Humans over the past two centuries have built a successful societal model that rested on the back of two broad entities: corporations and governments. With globalization, some rationalization of rules permitted cross-border trade and exchange. Yet, a significant proportion of the global population is getting increasingly disconnected with this economic reality. Perhaps the time has come to ask some fundamental questions. I have always wondered this: Why do we need jobs? Can we do without them? Perhaps in such categorization of jobs, we have built an inequitable system that can never change. Hence all initiatives aimed at inclusion, equality et al will always remain pipe dreams. What if we were to upturn this basic tryst? Recently, citizens of Finland and Switzerland rejected a proposal for Universal Basic Income (UBI). Perhaps it presents a unique opportunity for humanity to liberate itself from the clutches of its own pursuits. California is now experimenting with it. One cannot ignore UBI being compared with existing Social Security coverage in many nations, and the attendant disappointment many have with such social systems. Jobs in the current definition may become passé. There may be significant opportunities to restructure and redirect existing subsidies into the UBI model, thereby freeing up resources to invest in growth and new opportunities. It is easier said than done. I think the discussions are complex, yet in context of incomes and sustenance, UBI presents an opportunity that may essentially eliminate categorization of individuals - through jobs - into various roles, and transform them into a conglomerate, where each individual is a producer, consumer, supplier, aggregator and enabler rolled into one.

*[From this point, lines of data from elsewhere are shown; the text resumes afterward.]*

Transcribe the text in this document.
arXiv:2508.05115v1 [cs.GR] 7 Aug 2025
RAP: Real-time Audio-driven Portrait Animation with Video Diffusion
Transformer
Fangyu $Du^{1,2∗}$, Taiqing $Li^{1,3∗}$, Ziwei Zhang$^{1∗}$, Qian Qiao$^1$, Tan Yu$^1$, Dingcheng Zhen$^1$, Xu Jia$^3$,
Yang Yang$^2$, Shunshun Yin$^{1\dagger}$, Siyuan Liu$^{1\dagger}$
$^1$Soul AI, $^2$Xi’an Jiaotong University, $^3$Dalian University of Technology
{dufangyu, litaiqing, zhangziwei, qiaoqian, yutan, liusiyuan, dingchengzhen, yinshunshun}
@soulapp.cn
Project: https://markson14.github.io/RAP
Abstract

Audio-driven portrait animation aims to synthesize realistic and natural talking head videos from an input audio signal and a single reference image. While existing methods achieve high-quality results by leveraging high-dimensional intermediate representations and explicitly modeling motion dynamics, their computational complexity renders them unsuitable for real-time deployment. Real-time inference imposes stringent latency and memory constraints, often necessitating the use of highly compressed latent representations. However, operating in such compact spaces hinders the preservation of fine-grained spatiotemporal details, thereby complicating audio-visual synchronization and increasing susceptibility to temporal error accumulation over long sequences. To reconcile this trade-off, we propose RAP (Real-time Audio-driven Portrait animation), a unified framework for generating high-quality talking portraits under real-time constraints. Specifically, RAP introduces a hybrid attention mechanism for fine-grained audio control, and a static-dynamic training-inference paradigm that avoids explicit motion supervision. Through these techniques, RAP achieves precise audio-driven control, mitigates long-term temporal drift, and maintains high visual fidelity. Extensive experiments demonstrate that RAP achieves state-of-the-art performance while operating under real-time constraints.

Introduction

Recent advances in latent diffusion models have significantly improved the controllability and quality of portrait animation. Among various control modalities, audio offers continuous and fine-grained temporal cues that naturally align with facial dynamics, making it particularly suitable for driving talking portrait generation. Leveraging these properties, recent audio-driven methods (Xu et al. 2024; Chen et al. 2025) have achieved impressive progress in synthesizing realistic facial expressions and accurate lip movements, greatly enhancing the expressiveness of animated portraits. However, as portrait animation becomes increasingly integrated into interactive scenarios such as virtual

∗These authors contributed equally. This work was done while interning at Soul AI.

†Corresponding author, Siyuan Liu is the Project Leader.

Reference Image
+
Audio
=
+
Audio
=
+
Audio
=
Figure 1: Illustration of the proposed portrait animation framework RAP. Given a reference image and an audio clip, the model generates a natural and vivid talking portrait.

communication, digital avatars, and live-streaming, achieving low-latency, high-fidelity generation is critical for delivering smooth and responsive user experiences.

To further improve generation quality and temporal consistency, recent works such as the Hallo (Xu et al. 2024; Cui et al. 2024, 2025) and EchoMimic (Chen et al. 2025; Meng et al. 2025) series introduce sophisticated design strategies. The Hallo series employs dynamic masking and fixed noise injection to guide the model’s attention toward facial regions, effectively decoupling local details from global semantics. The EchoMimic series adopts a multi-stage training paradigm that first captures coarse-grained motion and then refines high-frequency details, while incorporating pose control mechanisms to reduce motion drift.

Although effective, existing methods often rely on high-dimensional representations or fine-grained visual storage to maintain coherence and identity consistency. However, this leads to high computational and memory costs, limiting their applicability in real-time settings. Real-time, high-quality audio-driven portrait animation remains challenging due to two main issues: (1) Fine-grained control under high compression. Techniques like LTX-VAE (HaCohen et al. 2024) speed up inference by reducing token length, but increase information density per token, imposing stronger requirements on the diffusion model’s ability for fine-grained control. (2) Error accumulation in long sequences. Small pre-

Of course this presents another interesting question. Should we be able to eliminate jobs altogether, and have machines do them for us, who then remains in control? We as a species lost the battle to control nuclear technology in 1945. Lessons from it influenced a 1975 conference amongst scientists who had discovered DNA, resulting in an agreement not to recombine DNA from different species and possibly lose control. That agreement holds even today. Earlier in January 2017,a similar agreement was reached by technologists and global leaders, wherein 23 principles for AI have been established. Again, the goals around non-circumvention, retention of human control and other aspects govern this agreement. Would we as a species adhere to such an agreement as we did with DNA, in a time and age where animosity amongst and between nations is at its highest? Nevertheless, what remains true is that machines have begun to learn from each other, and are slowly making humans redundant. Google Brain’s recent tryst with neural networks is a scary example of what possibly remains in store for us. We may have to make some radical choices in the next decade around policy and technology.